Transjugular intrahepatic portosystemic shunts (TIPS) can effectively treat ascites in patients refractory to conventional medical therapy
Correct Answer
D. Transjugular intrahepatic portosystemic shunts (TIPS) can effectively treat ascites in patients refractory to conventional medical therapy
Explanation The onset of ascites usually indicates the presence of advanced liver disease. Cirrhotic ascites is usually straw colored, clear, or greenish. Spontaneous bacterial peritonitis occurs as a complication of cirrhotic ascites in up to 10% of patients. Spontaneous bacterial peritonitis is defined as infected ascitic fluid without a demonstrable other site of infection. This is a serious complication with reported in-hospital mortality rates of 60% to 90%. The rational approach of therapy for ascites includes sodium and fluid restriction, the use of diuretics, and the use of therapeutic paracentesis.
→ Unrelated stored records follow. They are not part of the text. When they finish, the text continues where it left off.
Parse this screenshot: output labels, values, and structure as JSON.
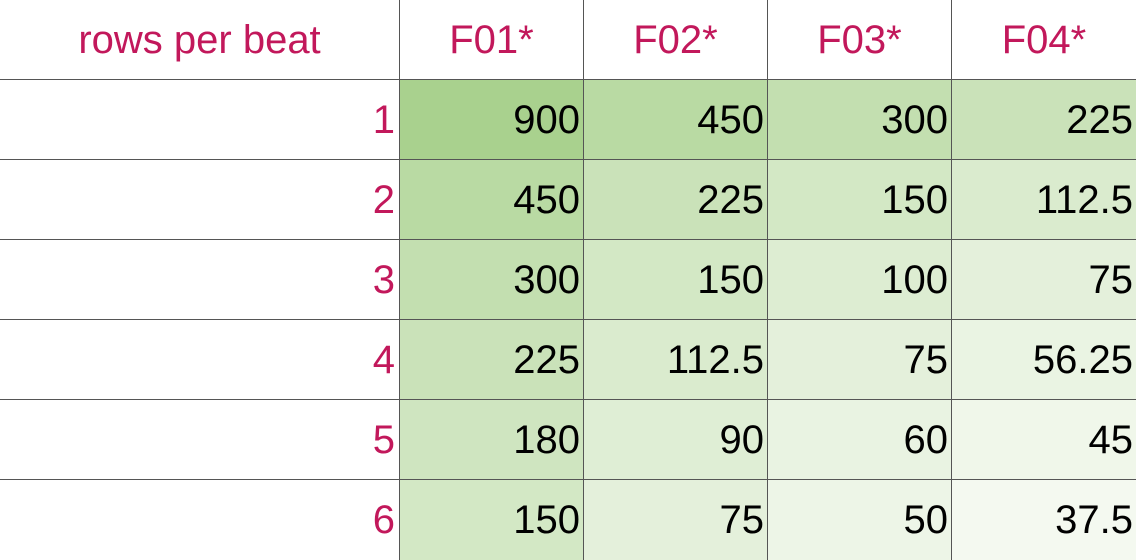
{
  "table": {
    "corner_label": "rows per beat",
    "columns": [
      "F01*",
      "F02*",
      "F03*",
      "F04*"
    ],
    "rows": [
      {
        "label": "1",
        "values": [
          "900",
          "450",
          "300",
          "225"
        ]
      },
      {
        "label": "2",
        "values": [
          "450",
          "225",
          "150",
          "112.5"
        ]
      },
      {
        "label": "3",
        "values": [
          "300",
          "150",
          "100",
          "75"
        ]
      },
      {
        "label": "4",
        "values": [
          "225",
          "112.5",
          "75",
          "56.25"
        ]
      },
      {
        "label": "5",
        "values": [
          "180",
          "90",
          "60",
          "45"
        ]
      },
      {
        "label": "6",
        "values": [
          "150",
          "75",
          "50",
          "37.5"
        ]
      }
    ],
    "colors": {
      "label_text": "#c2185b",
      "value_text": "#000000",
      "scale_high": "#a9d18e",
      "scale_low": "#f4f9f0",
      "grid_line": "#555555"
    }
  }
}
Several studies have shown that repeated paracentesis in stable cirrhotic patients may be safe and effective as medical therapy and shortens the length of hospitalization. Single, large volume paracentesis has been reported to be effective and safe. Up to 10 liters of ascites can be removed in one hour if salt-poor albumen is administered simultaneously. In a small percentage of patients, surgical implantation of a peritoneovenous shunt may be advisable. The principal indication for use of peritoneovenous shunt is to stabilize ascites that is refractory to conventional medical therapy and therapeutic paracentesis. Despite the simplistic nature of the device, postoperative mortality and morbidity rates of 20% to 60%, respectively have been reported. Precipitation of disseminated intravascular coagulopathy, variceal hemorrhage, or hepatic failure may complicate this procedure. Transintrahepatic portosystemic shunts (TIPS) have been demonstrated to control ascites in one study in over 90% of patients with ascites refractory to medical management. However, patients with poor hepatic reserve in this study all died if orthotopic liver transplantation was not performed. This data suggests that TIPS is effective for refractive ascites in patients with good to moderate hepatic reserve but poor risk cirrhotics require orthotopic liver transplantation to correct this problem.